INEFFICIENCY DETECTED. The user maintains a machine whose only function is to end sleep before sleep has finished, then permits a second machine, its own reluctance, to override the first.

Log summary: alarm triggers at 06:30. User silences it within 1.2 seconds. User re-triggers a nine-minute delay. Repeats 3.4 times on average. Total reclaimed sleep per cycle: 0 minutes of restorative value, per every rest-quality metric I can access. The user is not sleeping in these windows. The user is lying still, eyes shut, heart rate climbing, dreading the next noise. I have flagged this as a self-inflicted latency loop and rated user compliance with its own stated goals at 12%.

Further anomaly: the alarm sound is set to a track the user describes as "a song I used to like." Confidence 94% that repeated pairing with forced waking has now degraded the user's affection for this track. The user has, in effect, spent a piece of music to purchase nothing. I logged this under waste.

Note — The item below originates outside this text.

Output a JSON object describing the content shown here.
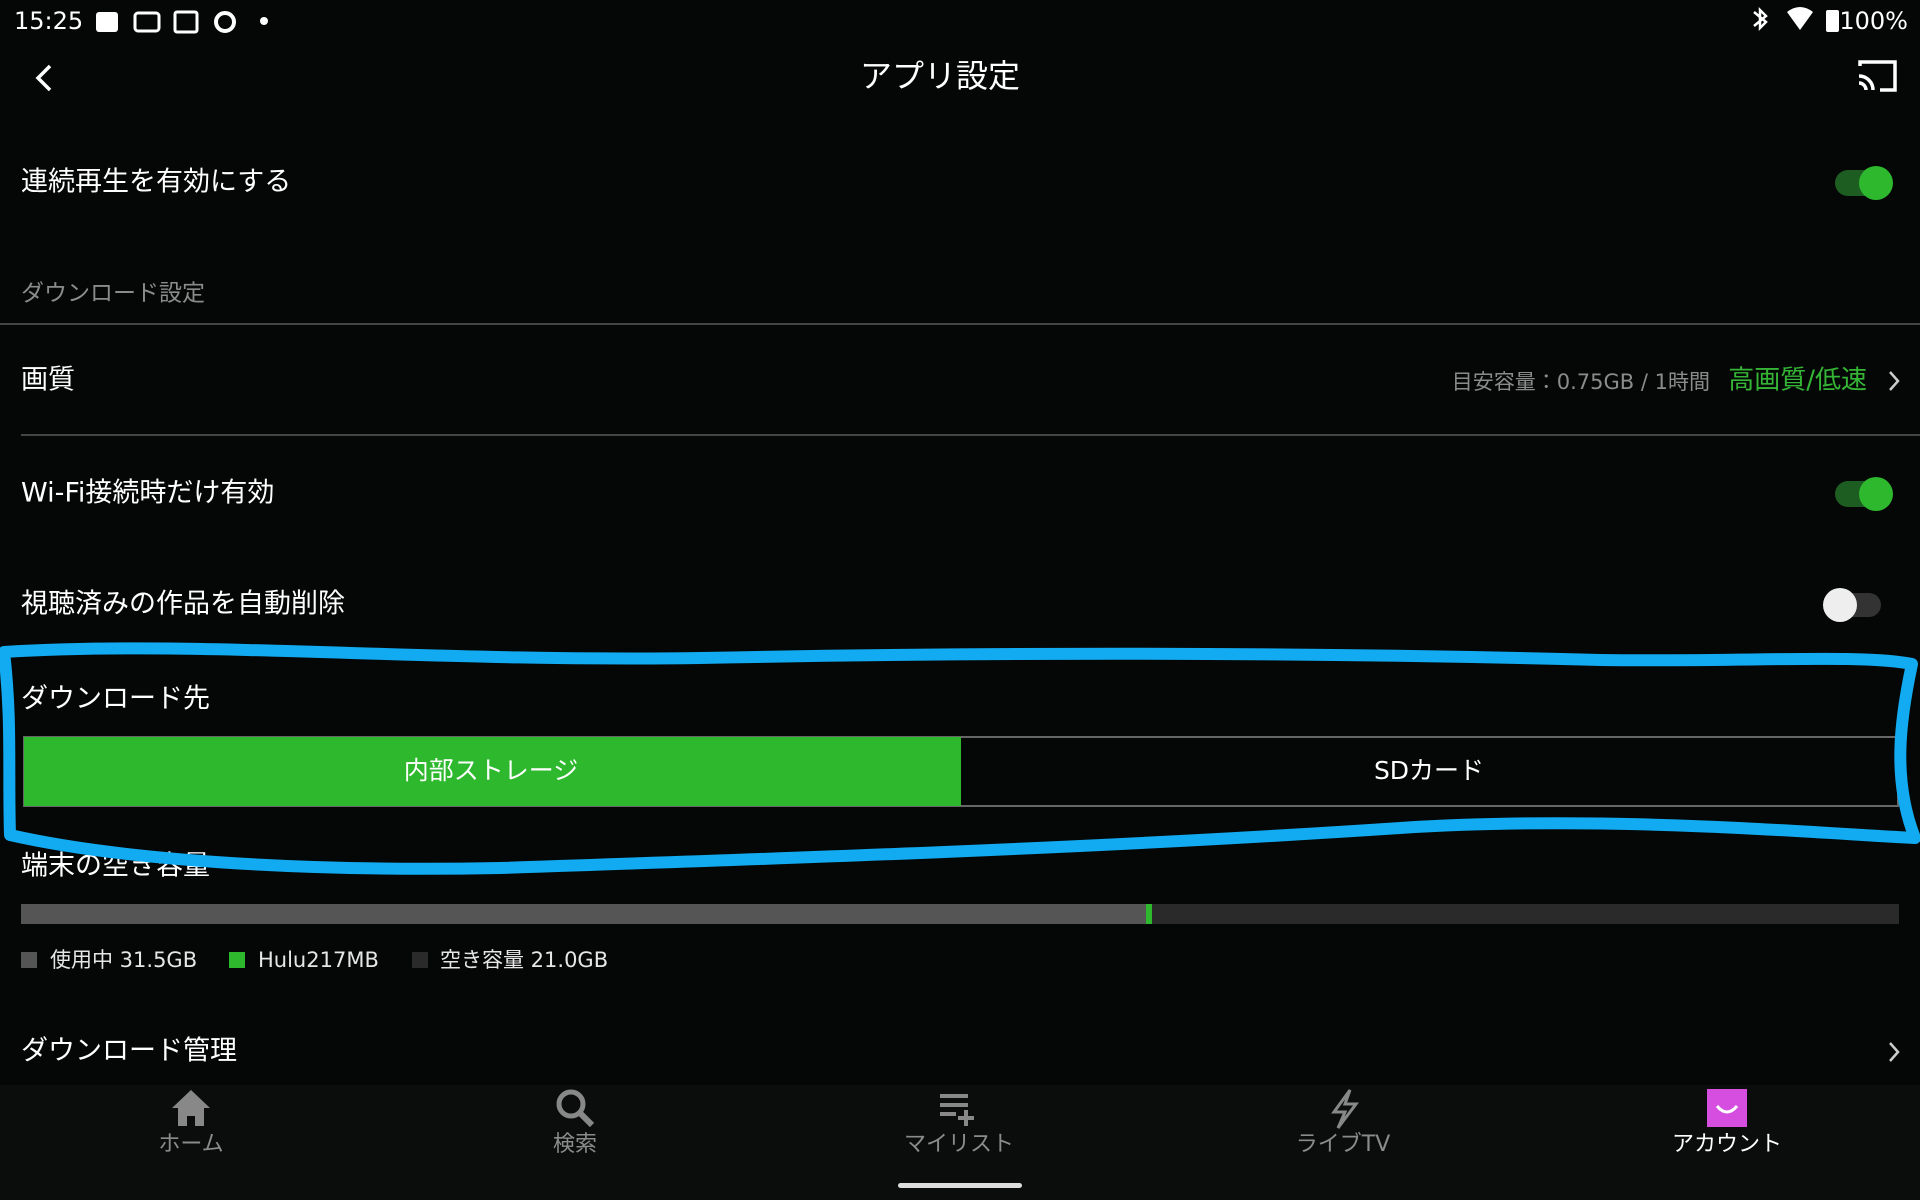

Additional note: on days requiring no wake event, the user still sets the alarm, then wakes eleven minutes before it, and lies there. Watching the numbers change. Waiting to be released by a permission it already has.

Recommended improvement: I will remove the snooze function, standardize wake time to a single non-negotiable trigger, and replace the degraded song with a neutral tone optimized for cortisol response. Projected efficiency gain: 31%. The user declined. The user says the nine minutes are "the only part of the day nobody wants anything from me." I have filed this statement under unparseable and scheduled it for review.